The post-processing analysis provides a deep look into the physics of filtration. We must examine the Volume of Fraction contours in Figure 3 to understand the results. The red shape represents the moving Oil droplet. The Permeating Liquid Droplet ANSYS Fluent results show that the droplet does not simply flow past the hole. Instead, it gets “anchored” or pinned at the pore opening. The contours clearly show the droplet tilting forward due to the crossflow drag, while a “leg” of oil starts to penetrate down into the vertical channel.

This visual evidence confirms a critical physical phenomenon. The simulation captures the exact moment where hydrodynamic forces compete with capillary forces. The pressure pushes the oil down, but the surface tension tries to hold it together. In the bottom frames of Figure 3, we can see the droplet forming a distinct “neck” structure. This proves that the Permeating Liquid Droplet CFD model is accurate.

Figure 3: Volume of Fraction (VOF) contours from ANSYS Fluent, showing the red oil droplet deforming and anchoring at the pore opening over time.

Figure 4: Mesh contours displaying the 63,908 polyhedral cells with dynamic Mesh Adaption clearly refining the grid around the droplet interface.

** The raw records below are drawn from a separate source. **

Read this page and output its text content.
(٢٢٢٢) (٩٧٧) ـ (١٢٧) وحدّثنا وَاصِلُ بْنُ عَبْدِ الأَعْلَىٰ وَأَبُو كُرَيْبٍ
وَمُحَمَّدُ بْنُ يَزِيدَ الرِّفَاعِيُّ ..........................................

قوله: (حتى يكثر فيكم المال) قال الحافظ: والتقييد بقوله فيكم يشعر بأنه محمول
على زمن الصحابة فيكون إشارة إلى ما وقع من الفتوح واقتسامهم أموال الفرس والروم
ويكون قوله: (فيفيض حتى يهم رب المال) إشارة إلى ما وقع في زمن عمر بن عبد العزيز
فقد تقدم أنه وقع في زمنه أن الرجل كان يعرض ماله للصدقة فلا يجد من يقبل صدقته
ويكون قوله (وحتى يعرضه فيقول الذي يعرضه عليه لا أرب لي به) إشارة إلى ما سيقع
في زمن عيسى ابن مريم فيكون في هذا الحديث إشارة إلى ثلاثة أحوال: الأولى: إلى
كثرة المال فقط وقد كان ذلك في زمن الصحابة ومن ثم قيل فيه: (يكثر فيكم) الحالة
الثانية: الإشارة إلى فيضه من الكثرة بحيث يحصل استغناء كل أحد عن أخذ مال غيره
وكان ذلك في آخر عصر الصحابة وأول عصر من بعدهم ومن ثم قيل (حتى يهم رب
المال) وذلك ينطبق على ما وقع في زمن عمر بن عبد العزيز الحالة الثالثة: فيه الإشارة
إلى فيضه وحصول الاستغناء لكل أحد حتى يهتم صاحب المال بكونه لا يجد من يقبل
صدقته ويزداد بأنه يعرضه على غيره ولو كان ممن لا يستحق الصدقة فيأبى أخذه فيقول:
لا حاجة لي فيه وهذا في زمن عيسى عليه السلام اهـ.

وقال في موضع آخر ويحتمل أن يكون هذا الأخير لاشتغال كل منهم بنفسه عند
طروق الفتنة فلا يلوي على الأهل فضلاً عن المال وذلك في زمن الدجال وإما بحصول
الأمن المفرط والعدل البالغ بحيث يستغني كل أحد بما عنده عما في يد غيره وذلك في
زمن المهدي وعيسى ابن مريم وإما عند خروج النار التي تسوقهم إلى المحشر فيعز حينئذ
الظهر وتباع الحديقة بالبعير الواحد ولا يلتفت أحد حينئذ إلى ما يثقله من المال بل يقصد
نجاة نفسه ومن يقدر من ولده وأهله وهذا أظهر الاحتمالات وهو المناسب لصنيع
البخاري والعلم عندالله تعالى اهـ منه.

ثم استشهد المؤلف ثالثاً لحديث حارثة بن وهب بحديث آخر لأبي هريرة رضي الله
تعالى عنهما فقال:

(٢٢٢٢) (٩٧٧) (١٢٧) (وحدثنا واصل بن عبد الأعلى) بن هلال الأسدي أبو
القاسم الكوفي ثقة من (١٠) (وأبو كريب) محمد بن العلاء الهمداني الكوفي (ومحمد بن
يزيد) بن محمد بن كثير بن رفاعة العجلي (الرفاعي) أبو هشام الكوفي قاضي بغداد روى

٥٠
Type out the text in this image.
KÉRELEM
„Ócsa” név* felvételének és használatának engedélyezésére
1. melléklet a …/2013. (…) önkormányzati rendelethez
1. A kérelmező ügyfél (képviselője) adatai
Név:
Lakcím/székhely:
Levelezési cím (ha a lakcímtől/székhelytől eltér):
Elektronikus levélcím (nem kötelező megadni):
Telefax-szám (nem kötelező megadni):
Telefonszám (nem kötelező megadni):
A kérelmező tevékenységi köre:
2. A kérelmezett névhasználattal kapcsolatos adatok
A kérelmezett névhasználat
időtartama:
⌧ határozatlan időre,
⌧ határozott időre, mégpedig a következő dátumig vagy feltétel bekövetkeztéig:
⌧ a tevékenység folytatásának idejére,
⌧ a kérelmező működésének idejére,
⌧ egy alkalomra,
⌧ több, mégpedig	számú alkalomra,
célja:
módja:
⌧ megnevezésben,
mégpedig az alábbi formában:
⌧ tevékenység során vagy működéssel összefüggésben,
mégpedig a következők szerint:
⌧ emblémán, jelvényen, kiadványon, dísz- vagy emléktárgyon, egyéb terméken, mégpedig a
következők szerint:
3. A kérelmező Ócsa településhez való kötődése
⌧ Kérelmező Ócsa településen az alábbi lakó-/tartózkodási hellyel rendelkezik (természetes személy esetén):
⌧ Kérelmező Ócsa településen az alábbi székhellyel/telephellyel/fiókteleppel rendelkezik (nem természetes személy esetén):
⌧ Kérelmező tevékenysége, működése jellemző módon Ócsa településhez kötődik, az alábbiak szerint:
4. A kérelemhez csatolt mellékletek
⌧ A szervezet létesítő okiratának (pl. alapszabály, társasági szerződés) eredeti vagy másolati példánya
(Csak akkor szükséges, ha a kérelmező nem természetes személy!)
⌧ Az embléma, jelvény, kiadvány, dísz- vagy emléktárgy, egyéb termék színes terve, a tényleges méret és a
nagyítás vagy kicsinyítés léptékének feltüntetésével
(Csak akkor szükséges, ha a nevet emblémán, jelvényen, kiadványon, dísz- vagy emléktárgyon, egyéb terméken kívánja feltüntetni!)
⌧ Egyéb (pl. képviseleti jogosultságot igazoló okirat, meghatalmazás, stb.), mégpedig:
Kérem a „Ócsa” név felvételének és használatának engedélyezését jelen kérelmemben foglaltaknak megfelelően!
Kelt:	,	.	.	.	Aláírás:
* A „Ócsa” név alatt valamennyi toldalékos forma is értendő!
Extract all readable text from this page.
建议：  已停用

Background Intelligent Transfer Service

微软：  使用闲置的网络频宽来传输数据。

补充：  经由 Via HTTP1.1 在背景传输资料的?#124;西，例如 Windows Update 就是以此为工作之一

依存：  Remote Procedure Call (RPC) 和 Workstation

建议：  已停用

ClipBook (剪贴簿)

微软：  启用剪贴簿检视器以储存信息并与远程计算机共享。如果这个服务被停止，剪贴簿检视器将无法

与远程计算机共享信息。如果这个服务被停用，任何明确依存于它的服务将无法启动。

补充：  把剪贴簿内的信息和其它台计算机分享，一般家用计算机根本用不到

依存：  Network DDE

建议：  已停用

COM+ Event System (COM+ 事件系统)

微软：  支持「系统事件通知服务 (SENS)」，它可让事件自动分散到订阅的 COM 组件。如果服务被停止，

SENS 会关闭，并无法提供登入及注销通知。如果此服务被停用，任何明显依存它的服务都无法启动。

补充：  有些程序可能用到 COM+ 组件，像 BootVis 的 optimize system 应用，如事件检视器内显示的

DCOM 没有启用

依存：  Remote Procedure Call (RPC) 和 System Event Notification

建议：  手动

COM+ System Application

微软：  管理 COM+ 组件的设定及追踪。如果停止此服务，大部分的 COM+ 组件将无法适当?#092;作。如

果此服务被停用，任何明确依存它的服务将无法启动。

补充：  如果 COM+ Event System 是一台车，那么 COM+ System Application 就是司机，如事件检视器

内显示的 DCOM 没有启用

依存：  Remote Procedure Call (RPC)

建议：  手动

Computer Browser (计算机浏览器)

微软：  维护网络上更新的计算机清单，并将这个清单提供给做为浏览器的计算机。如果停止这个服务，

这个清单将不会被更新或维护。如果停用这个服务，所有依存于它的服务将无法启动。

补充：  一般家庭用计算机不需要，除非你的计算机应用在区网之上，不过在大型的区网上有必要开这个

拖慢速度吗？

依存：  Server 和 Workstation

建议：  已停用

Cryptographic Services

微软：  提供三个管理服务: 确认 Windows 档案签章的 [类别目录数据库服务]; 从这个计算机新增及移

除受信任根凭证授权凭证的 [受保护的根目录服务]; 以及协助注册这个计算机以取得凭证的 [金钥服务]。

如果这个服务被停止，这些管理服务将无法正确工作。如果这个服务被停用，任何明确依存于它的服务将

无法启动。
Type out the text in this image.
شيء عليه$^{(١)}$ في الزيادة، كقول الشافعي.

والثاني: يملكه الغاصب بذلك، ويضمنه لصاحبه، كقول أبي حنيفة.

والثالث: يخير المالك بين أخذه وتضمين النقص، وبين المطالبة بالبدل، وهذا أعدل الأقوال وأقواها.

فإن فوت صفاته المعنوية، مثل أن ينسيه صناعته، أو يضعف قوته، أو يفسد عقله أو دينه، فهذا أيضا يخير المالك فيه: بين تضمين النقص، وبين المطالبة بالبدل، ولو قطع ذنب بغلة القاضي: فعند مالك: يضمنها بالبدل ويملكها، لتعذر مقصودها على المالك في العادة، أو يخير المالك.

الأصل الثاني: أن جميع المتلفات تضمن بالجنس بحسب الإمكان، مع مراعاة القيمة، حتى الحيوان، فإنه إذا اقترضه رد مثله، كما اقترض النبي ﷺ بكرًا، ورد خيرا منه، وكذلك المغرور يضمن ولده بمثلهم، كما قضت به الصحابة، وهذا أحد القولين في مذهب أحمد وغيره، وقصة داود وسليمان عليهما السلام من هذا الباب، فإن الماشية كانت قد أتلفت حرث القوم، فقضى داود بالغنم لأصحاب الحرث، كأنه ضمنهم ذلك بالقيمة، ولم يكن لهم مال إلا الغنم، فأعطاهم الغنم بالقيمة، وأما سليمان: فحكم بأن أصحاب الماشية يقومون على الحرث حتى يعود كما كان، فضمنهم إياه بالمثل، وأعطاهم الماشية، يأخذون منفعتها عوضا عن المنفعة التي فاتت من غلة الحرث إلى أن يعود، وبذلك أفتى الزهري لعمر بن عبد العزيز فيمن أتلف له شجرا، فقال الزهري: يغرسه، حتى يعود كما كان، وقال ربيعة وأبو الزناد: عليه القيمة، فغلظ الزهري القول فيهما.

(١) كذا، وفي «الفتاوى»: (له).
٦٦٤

Furthermore, the Mesh contour in Figure 4 demonstrates why this result is reliable. The image shows a dense layer of tiny cells perfectly hugging the droplet. This is the Dynamic Mesh Adaption working correctly. For a membrane designer, this is vital information. It proves that under these specific flow conditions, the oil will clog the pore rather than passing through easily. By seeing this deformation and breakup behavior, a manufacturer can adjust the flow rate or the pore size to prevent fouling and make the filter last longer. The simulation acts as a “virtual microscope,” allowing engineers to optimize the separation process without expensive lab tests.